L’affaire libyenne

L’affaire libyenne

Par Salima Ghezali, La Nation, 4 Mai 2011

De toutes les crises internationales auxquelles a dû faire face l’Etat algérien depuis des années, la crise libyenne est probablement celle qui a le plus mis en relief le délitement du sens de l’Etat au sein de la classe dirigeante.

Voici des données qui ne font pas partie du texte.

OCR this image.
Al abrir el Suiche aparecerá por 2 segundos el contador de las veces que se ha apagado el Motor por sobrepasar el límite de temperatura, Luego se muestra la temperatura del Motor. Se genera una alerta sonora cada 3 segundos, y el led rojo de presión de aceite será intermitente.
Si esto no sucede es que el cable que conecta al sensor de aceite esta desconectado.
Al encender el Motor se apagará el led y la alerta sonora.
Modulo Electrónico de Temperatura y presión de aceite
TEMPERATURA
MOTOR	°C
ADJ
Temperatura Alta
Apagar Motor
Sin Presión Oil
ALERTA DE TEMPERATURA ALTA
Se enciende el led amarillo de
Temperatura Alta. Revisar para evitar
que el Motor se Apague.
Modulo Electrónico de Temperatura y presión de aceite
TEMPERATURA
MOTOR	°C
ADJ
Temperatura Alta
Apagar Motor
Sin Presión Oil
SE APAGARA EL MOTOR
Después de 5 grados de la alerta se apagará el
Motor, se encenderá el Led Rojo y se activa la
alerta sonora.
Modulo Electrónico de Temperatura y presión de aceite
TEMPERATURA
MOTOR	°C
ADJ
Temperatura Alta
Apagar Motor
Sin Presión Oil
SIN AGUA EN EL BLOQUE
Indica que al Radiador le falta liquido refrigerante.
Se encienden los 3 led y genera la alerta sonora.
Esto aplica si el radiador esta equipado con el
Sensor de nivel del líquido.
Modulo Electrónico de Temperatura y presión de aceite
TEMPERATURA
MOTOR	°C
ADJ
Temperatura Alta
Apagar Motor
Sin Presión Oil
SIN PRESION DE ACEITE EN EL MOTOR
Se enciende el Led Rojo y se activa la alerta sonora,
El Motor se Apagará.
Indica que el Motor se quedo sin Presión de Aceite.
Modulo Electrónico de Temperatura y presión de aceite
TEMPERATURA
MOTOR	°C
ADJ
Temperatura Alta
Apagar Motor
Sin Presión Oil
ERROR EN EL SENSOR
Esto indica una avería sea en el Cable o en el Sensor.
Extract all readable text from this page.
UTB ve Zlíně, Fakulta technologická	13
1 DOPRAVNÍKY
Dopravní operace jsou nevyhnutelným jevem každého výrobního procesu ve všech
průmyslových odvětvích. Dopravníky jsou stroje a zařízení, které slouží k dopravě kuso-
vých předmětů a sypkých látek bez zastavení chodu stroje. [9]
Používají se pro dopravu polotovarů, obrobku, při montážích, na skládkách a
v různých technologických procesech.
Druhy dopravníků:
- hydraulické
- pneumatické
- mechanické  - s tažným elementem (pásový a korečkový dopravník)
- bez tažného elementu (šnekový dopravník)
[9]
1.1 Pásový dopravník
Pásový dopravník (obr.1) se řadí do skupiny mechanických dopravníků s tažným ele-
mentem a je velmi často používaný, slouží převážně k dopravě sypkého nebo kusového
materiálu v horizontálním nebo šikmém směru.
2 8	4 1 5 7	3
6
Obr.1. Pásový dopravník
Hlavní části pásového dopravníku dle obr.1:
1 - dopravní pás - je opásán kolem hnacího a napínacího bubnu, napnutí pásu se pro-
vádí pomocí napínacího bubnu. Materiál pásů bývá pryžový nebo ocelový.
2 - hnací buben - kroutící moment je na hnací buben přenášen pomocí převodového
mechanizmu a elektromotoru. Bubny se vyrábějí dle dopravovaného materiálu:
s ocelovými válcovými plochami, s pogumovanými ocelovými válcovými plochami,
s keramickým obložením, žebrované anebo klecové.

Alors que les premières images de manifestations diffuées par la chaine Al Jazeera ont eu un puissant impact sur l’opinion algérienne qui regardait désemparée un dictateur fou menacer d’extermination son peuple, les autorités algériennes sont restées étrangement silencieuses. L’état de l’opinion publique est passé de la stupeur à la consternation quand les accusations ont commencé à tomber. L’Algérie aurait envoyé des mercenaires soutenir Kadhafi.
L’accusation formulée par des membres du Conseil National de Transition Libyen est relayée en continu par la chaine Al jazeera. Reprise par certains médias algériens, elle ne donne lieu qu’à de bien timides protestations de la part d’un ministère des Affaires Etrangères qui ne semble guère prendre l’affaire au sérieux. L’intervention du président de la Ligue algérienne des Droits de l’Homme, Mr Boudjemaa Ghechir, auprès de ses homologues du CNT libyen en faveur d’une enquête internationale sur ces allégations a plus d’effets auprès des algériens, et du CNT, que tous les bégaiements du ministre.
Un cap supplémentaire est franchi quand les bombardements commencent sur la Libye. Inquiétudes dans la rue et silence officiel.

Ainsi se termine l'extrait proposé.